Military suicides are in the news again. This year, we have seen an average of one active-duty suicide per day, which is more than the number of combat fatalities in the same period. All suicides are tragic, and clearly the number of military suicides is up from previous years. However, that does not mean that members of the armed forces are committing suicide at a higher rate than similarly-situated civilians.

In the discussion of military suicides, commentators regularly make very sloppy comparisons between the military suicide rate and the general suicide rate. The problem with these comparisons is that the demographics of the armed forces do not reflect those of the general population. Most notably, the armed forces are around 86 percent male, while the population in general is around 50 percent male. And that makes a huge difference.

Males commit suicide at a rate nearly four times that of females. A population like the military with a much higher percentage of males should have a significantly higher overall suicide rate, all else equal. Thus, a comparison of military and general suicide rates does not really tell us anything meaningful. If we want a more meaningful comparison of civilian and military suicide rates, we need to apply demographic controls to the data.

There are numerous ways to do so. In the below graph, I use Census and Center for Disease Control data to plot the yearly number of suicides per 100,000 people. The red line is the suicide rate for the military, and the blue line is the suicide rate for the general population. For the green line, I roughly calculated what the suicide rate for the general population would have been if it had the same ratio of men and women as the military does.

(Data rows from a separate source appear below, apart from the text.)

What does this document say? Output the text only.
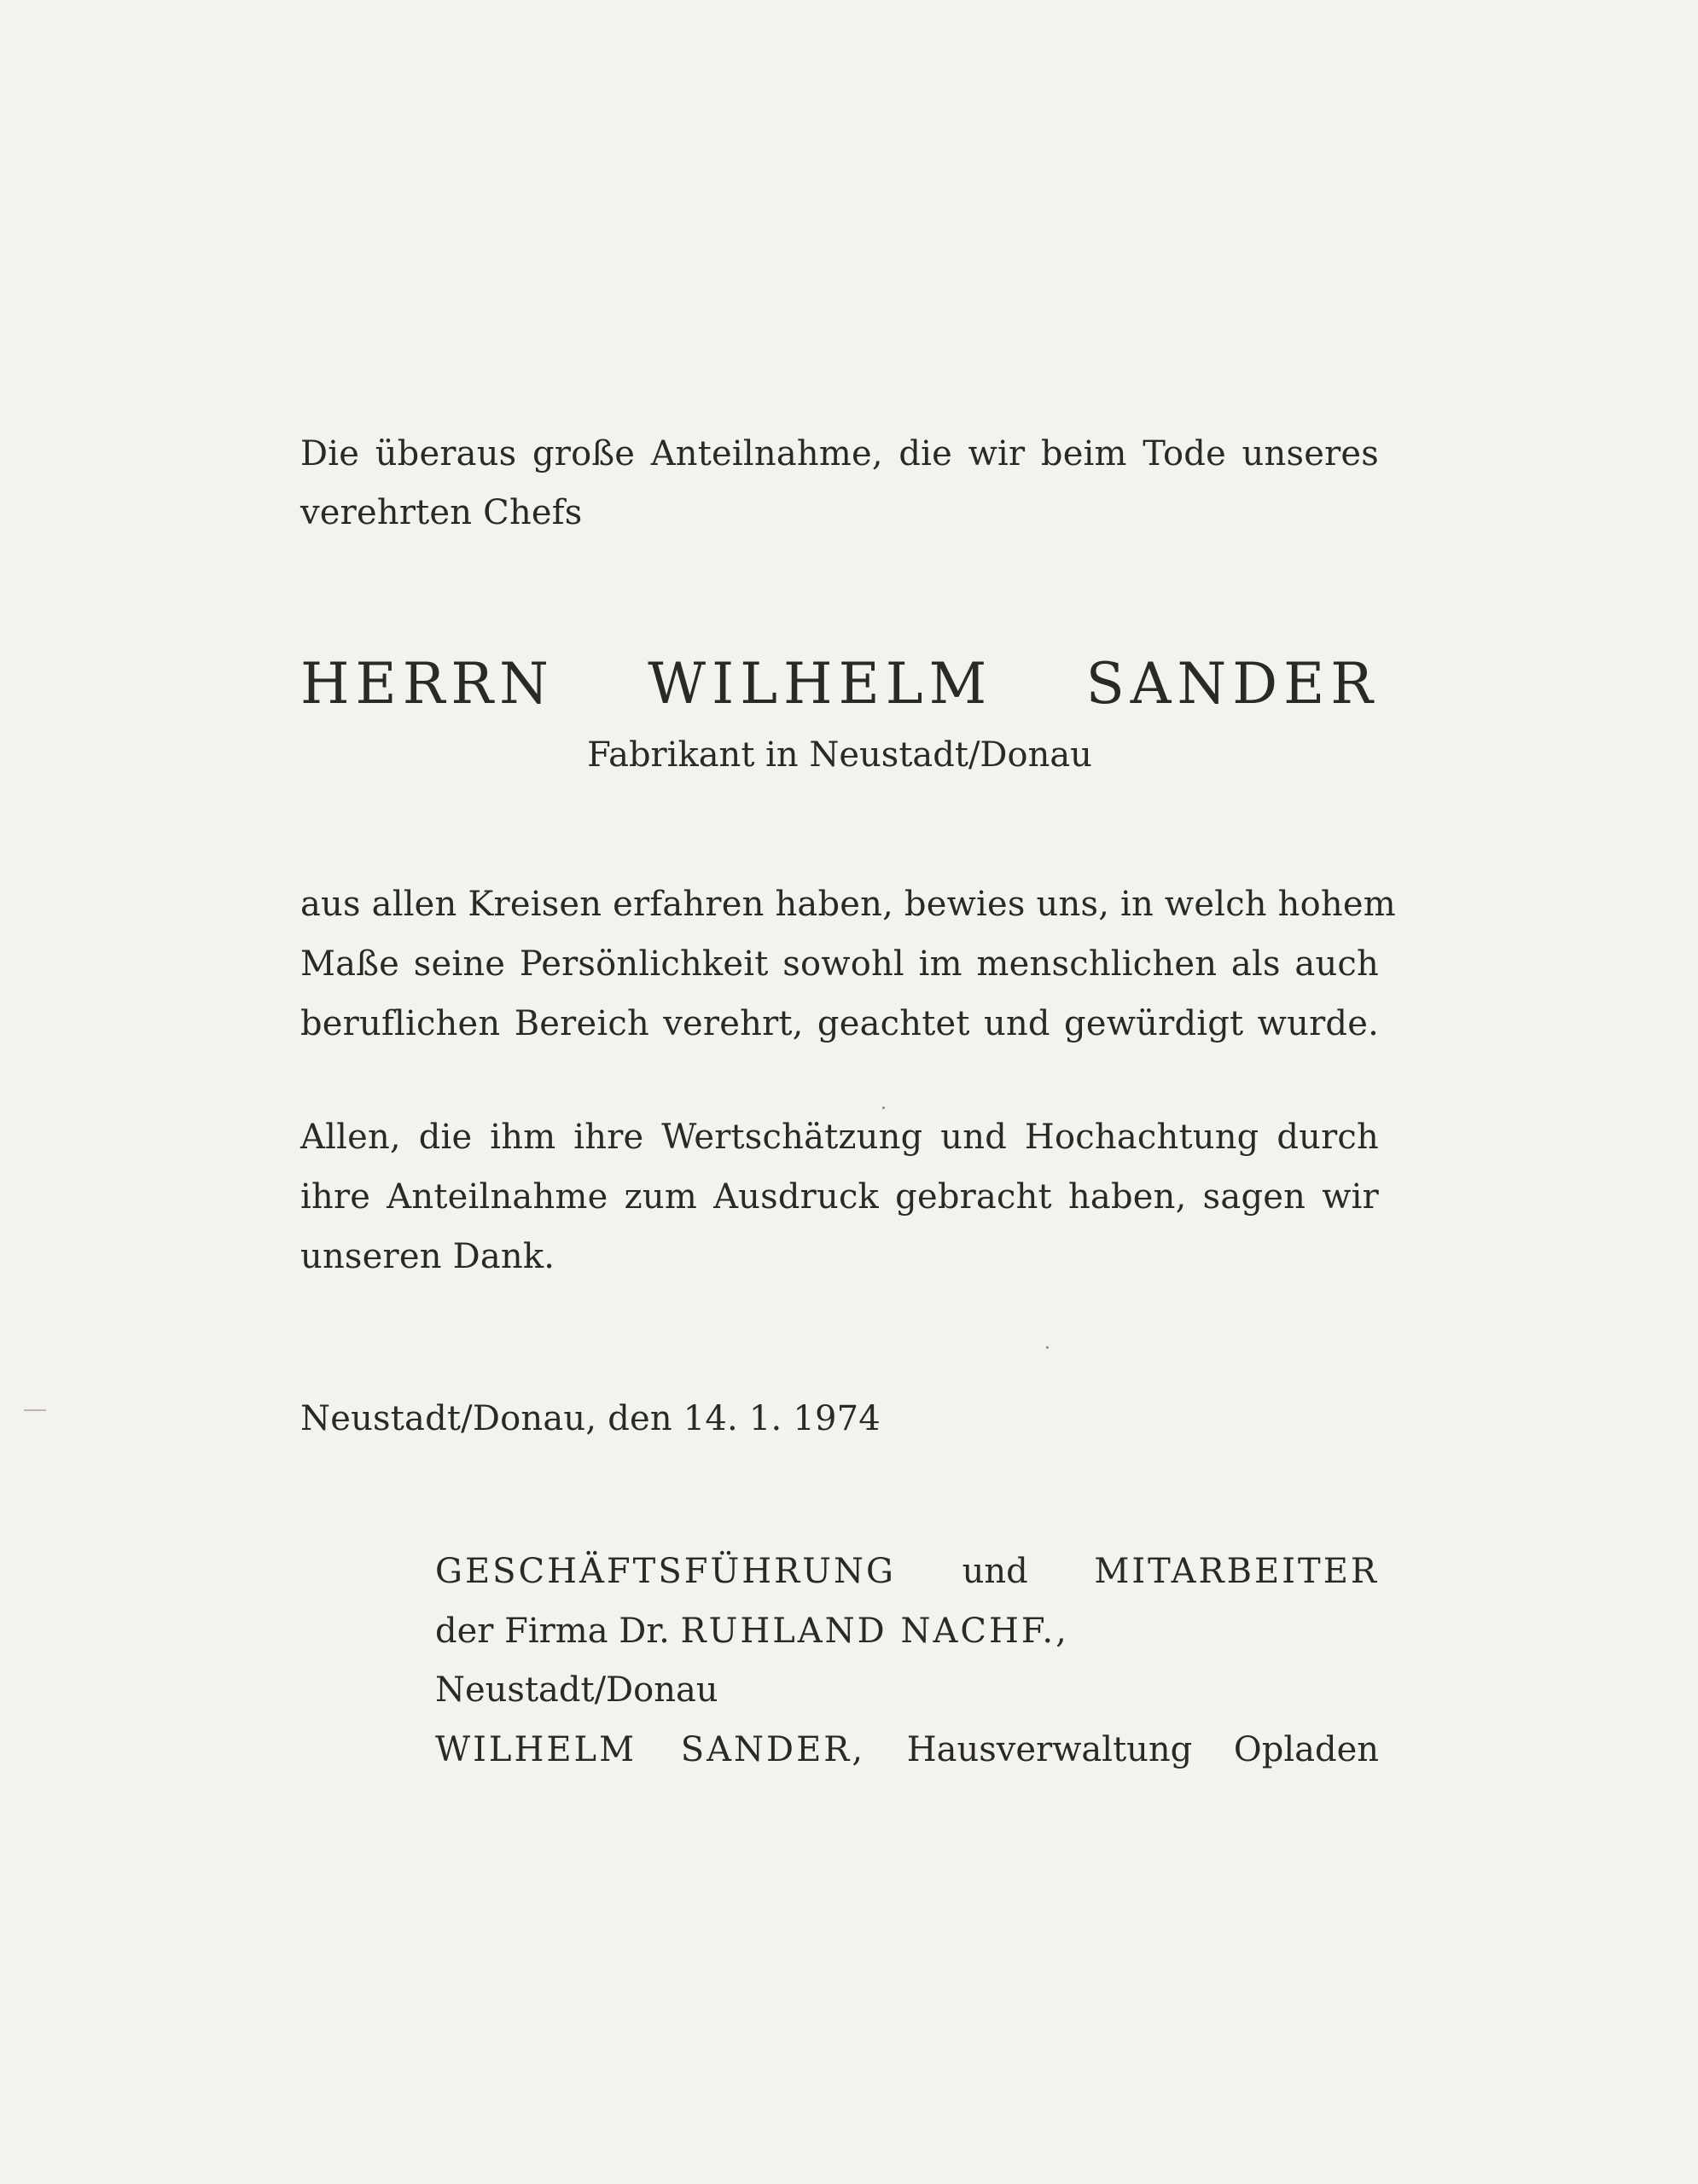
Die überaus große Anteilnahme, die wir beim Tode unseres
verehrten Chefs
HERRN WILHELM SANDER
Fabrikant in Neustadt/Donau
aus allen Kreisen erfahren haben, bewies uns, in welch hohem
Maße seine Persönlichkeit sowohl im menschlichen als auch
beruflichen Bereich verehrt, geachtet und gewürdigt wurde.
Allen, die ihm ihre Wertschätzung und Hochachtung durch
ihre Anteilnahme zum Ausdruck gebracht haben, sagen wir
unseren Dank.
Neustadt/Donau, den 14. 1. 1974
GESCHÄFTSFÜHRUNG und MITARBEITER
der Firma Dr. RUHLAND NACHF.,
Neustadt/Donau
WILHELM SANDER, Hausverwaltung Opladen
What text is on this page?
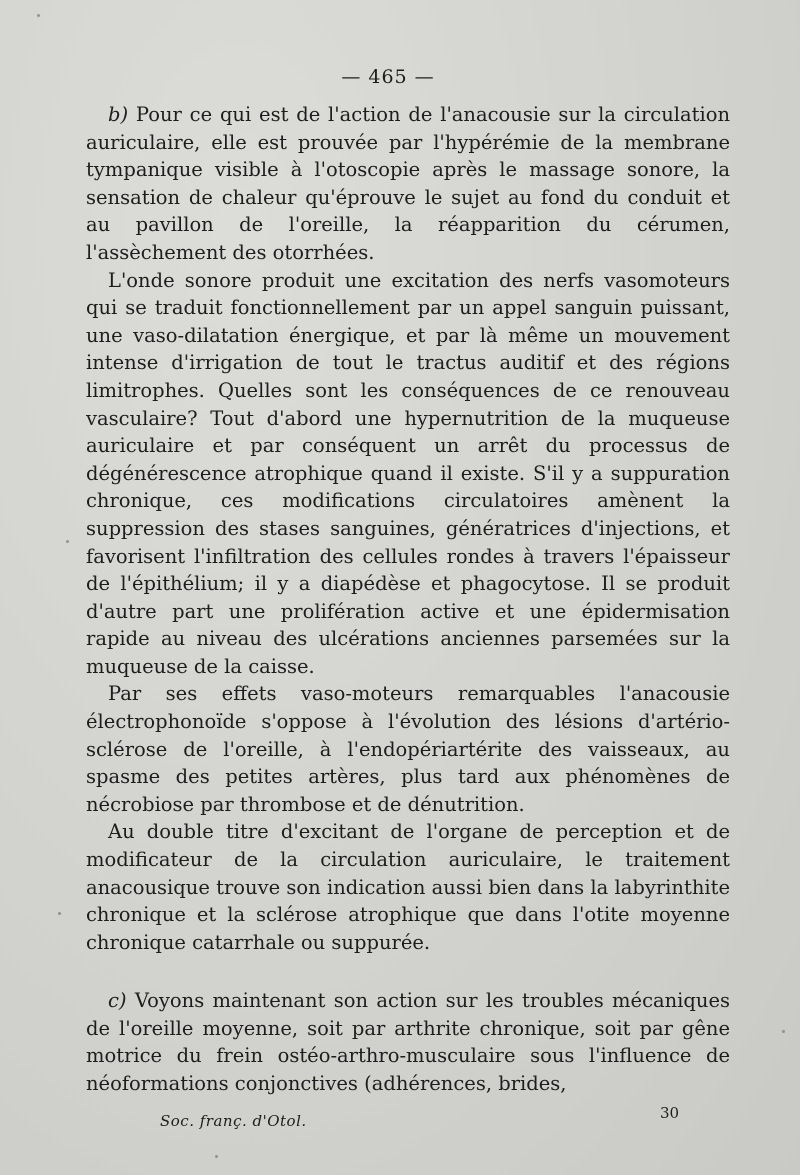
— 465 —

b) Pour ce qui est de l'action de l'anacousie sur la circulation auriculaire, elle est prouvée par l'hypérémie de la membrane tympanique visible à l'otoscopie après le massage sonore, la sensation de chaleur qu'éprouve le sujet au fond du conduit et au pavillon de l'oreille, la réapparition du cérumen, l'assèchement des otorrhées.

L'onde sonore produit une excitation des nerfs vasomoteurs qui se traduit fonctionnellement par un appel sanguin puissant, une vaso-dilatation énergique, et par là même un mouvement intense d'irrigation de tout le tractus auditif et des régions limitrophes. Quelles sont les conséquences de ce renouveau vasculaire? Tout d'abord une hypernutrition de la muqueuse auriculaire et par conséquent un arrêt du processus de dégénérescence atrophique quand il existe. S'il y a suppuration chronique, ces modifications circulatoires amènent la suppression des stases sanguines, génératrices d'injections, et favorisent l'infiltration des cellules rondes à travers l'épaisseur de l'épithélium; il y a diapédèse et phagocytose. Il se produit d'autre part une prolifération active et une épidermisation rapide au niveau des ulcérations anciennes parsemées sur la muqueuse de la caisse.

Par ses effets vaso-moteurs remarquables l'anacousie électrophonoïde s'oppose à l'évolution des lésions d'artério-sclérose de l'oreille, à l'endopériartérite des vaisseaux, au spasme des petites artères, plus tard aux phénomènes de nécrobiose par thrombose et de dénutrition.

Au double titre d'excitant de l'organe de perception et de modificateur de la circulation auriculaire, le traitement anacousique trouve son indication aussi bien dans la labyrinthite chronique et la sclérose atrophique que dans l'otite moyenne chronique catarrhale ou suppurée.

c) Voyons maintenant son action sur les troubles mécaniques de l'oreille moyenne, soit par arthrite chronique, soit par gêne motrice du frein ostéo-arthro-musculaire sous l'influence de néoformations conjonctives (adhérences, brides,

Soc. franç. d'Otol.	30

Just that single control makes a huge difference. We can see that generally speaking, the military has a much lower suicide rate than the general population. The gradual increase in the military suicide rate over the last decade has only brought the rate up to the level where the general population is already at. Although I do not do it here, a rigorous comparison would also include controls for age, race, and socioeconomic background as well.

I write this not to make any particular point about military suicides. Since the US invaded Afghanistan and Iraq, military suicides have clearly been on the rise, and that is something to be concerned about. My point here is simply that demographic controls are really important and often neglected in the superficial analysis you get in the popular press. In this case, some commentators have used faulty suicide rate comparisons to show that the military has a bigger suicide problem than the general population. And that is just not true.